Zero-Shot Learning

Evaluation of Output Embeddings for Fine-Grained Image Classification

In this work, we show that compelling classification performance can be achieved on fine-grained image sets even without labeled training data. Given image and class embeddings, we learn a compatibility function such that matching embeddings are assigned a higher score than mismatching ones; zero-shot classification of an image proceeds by finding the label yielding the highest joint compatibility score. We use state-of-the-art image features and focus on different supervised attributes and unsupervised output embeddings either derived from hierarchies or learned from unlabeled text corpora. 

Learning Deep Representations of Fine-Grained Visual Descriptions

Despite good performance, attributes have limitations including (1) finer-grained recognition requires commensurately more attributes; and (2) attributes do not provide a natural language interface. We propose to overcome these limitations by training neural language models from scratch; i.e. without pre-training and only consuming words and characters. Our proposed models train end-to-end to align with the fine-grained and category-specific content of images. Natural language provides a flexible and compact way of encoding only the salient visual aspects for distinguishing categories. By training on raw text our model can do inference on raw text as well, providing humans a familiar mode both for annotation and retrieval. 

Latent Embeddings for Zero-shot Classification

We present a novel latent embedding model for learning a compatibility function between image and class embeddings, in the context of zero-shot classification. The proposed method augments the state-of-the-art bilinear compatibility model by incorporating latent variables. Instead of learning a single bilinear map, it learns a collection of latent variable maps with the selection of which map to use being a latent variable for the current image-class pair. 

Multi-Cue Zero-Shot Learning with Strong Supervision

The most successful zero-shot learning approaches currently require a particular type of auxiliary information – namely attribute annotations performed by humans – that is not readily available for most classes. Our goal is to circumvent this bottleneck by substituting such annotations by extracting multiple pieces of information from multiple unstructured text sources readily available on the web. To compensate for the weaker form of auxiliary information, we incorporate stronger supervision in the form of semantic part annotations on the classes from which we transfer knowledge. 
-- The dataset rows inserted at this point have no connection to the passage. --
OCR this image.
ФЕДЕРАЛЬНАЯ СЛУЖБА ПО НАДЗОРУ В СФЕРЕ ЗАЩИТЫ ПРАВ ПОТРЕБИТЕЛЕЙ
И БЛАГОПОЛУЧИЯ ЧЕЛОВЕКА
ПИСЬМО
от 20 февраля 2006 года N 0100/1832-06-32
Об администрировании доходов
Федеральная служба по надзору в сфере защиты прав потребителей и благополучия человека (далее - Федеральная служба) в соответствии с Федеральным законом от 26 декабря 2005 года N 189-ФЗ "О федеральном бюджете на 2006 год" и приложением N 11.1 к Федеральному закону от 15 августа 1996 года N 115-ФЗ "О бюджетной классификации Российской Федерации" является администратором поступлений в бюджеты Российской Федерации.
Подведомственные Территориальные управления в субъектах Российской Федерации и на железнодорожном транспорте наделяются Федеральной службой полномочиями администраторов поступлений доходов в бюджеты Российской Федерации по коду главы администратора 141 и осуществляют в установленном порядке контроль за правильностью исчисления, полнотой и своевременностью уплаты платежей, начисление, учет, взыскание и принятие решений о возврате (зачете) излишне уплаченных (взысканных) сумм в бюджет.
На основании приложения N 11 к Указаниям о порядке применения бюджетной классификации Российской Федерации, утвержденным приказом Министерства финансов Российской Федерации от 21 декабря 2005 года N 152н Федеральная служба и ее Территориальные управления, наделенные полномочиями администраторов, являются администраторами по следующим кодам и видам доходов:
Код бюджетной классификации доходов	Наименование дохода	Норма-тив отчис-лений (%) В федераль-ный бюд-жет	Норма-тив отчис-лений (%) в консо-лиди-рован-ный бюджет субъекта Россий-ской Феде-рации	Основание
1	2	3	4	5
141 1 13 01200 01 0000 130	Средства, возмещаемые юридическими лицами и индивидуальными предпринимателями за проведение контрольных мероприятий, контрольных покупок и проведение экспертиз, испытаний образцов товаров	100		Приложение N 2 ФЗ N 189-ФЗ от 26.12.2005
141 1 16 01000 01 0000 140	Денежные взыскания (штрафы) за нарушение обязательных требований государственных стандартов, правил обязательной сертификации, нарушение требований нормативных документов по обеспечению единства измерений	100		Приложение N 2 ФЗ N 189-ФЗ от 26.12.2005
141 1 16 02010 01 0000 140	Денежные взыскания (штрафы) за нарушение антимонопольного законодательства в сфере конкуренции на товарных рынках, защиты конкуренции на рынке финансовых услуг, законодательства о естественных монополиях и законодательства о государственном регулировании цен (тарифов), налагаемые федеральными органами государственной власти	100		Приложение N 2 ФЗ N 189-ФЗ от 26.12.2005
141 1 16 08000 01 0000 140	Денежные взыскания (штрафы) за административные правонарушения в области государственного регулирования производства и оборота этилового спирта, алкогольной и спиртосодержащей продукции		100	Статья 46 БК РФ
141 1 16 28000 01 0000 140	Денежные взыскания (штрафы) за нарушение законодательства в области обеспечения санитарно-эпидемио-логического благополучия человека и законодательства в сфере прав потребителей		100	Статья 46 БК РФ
Zero-Shot Learning - The Good, the Bad and the Ugly

Due to the importance of zero-shot learning, the number of proposed approaches has increased steadily recently. We argue that it is time to take a step back and to analyze the status quo of the area. The purpose of this paper is three-fold. First, given the fact that there is no agreed upon zero-shot learning benchmark, we first define a new benchmark by unifying both the evaluation protocols and data splits. This is an important contribution as published results are often not comparable and sometimes even flawed due to, e.g. pre-training on zero-shot test classes. Second, we compare and analyze a significant number of the state-of-the-art methods in depth, both in the classic zero-shot setting but also in the more realistic generalized zero-shot setting. Finally, we discuss limitations of the current status of the area which can be taken as a basis for advancing it.

Gaze Embeddings for Zero-Shot Image Classification

Zero-shot image classification using auxiliary information, such as attributes describing discriminative object properties, requires time-consuming annotation by domain experts. We instead propose a method that relies on human gaze as auxiliary information, exploiting that even nonexpert users have a natural ability to judge class membership. We present a data collection paradigm that involves a discrimination task to increase the information content obtained from gaze data. Our method extracts discriminative descriptors from the data and learns a compatibility function between image and gaze using three novel gaze embeddings: Gaze Histograms (GH), Gaze Features with Grid (GFG) and Gaze Features with Sequence (GFS). We introduce two new gaze-annotated datasets for fine-grained image classification and show that human gaze data is indeed class discriminative, provides a competitive alternative to expert annotated attributes, and outperforms other baselines for zero-shot image classification.